Since the first description by Kepes in 1979, the diagnosis of PXAs should comply with a few criteria such as: 1) highly pleomorphic tumor cells, 2) presence of lipid-laden, foamy, or "xanthomatous" tumor cells, 3) absence of necrosis, 4) rare or no mitoses, 5) GFAP positivity in some tumor cells, and 6) rich pericellular or stromal reticulin staining . Even though PLAs share an intense positive immunoreactivity to GFAP due to their common glial nature, these tumors show neither "xanthomatous" cells nor that particular meshwork of reticulin surrounding individual or clusters of tumor cells which is characteristic of xanthoastrocytomas, especially in their superficial and leptomeningeal portions .
From a therapeutic point of the view, the literature debates chemo and/or radiotherapy protocols for PLA.
To the authors' knowledge, only six cases of these rare tumors were treated with adjuvant chemo-radiotherapy [27, 33–37]. Among these, craniospinal radiotherapy was the choice treatment in 2 cases, radiotherapy and chemotherapy in 3 cases and intrathecal chemotherapy alone in the last case.
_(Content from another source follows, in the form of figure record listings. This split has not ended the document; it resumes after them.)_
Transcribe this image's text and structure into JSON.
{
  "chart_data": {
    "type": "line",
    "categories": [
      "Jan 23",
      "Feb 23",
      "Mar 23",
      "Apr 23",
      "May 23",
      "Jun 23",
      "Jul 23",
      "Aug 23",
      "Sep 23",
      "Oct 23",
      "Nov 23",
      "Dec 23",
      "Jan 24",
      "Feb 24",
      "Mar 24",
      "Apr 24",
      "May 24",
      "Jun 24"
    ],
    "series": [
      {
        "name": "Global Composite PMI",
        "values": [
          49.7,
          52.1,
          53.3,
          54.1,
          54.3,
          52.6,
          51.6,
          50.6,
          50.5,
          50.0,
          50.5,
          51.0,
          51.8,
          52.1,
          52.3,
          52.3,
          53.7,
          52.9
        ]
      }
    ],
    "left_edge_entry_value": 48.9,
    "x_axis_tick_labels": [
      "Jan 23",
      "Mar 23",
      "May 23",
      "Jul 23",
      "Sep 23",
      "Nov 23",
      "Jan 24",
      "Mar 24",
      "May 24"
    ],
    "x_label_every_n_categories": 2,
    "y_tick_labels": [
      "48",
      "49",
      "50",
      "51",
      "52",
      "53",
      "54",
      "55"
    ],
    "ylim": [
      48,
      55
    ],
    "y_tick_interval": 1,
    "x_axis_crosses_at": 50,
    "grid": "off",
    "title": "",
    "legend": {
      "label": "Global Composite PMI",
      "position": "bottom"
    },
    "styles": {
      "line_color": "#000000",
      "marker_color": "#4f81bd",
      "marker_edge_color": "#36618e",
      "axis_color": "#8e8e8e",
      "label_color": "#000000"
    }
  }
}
Beauchesne, in treating a seventeen-year-old male patient diagnosed with a diffuse form of PLA, reported a complete clinical remission achieved over fifteen months thanks to cortico-spinal radiation and three courses of an eight-drug systemic chemotherapy (French Society of Pediatric Oncology 91 protocol) .
In the reported case the authors decided against adjuvant therapies after radical surgery considering the lack of tested protocols of chemo-radiotherapy in PLAs.
The present case is an interesting new case of a PLA considering both the patient's good outcome observed at the two-year follow-up as well as the fact that no chemo and/or radiotherapy was undergone. The patient's positive outcome suggests that polycystic variants of a PLA might be associated with a better prognosis compared to other PLAs.
Written informed consent was obtained from the patient for publication of this case report.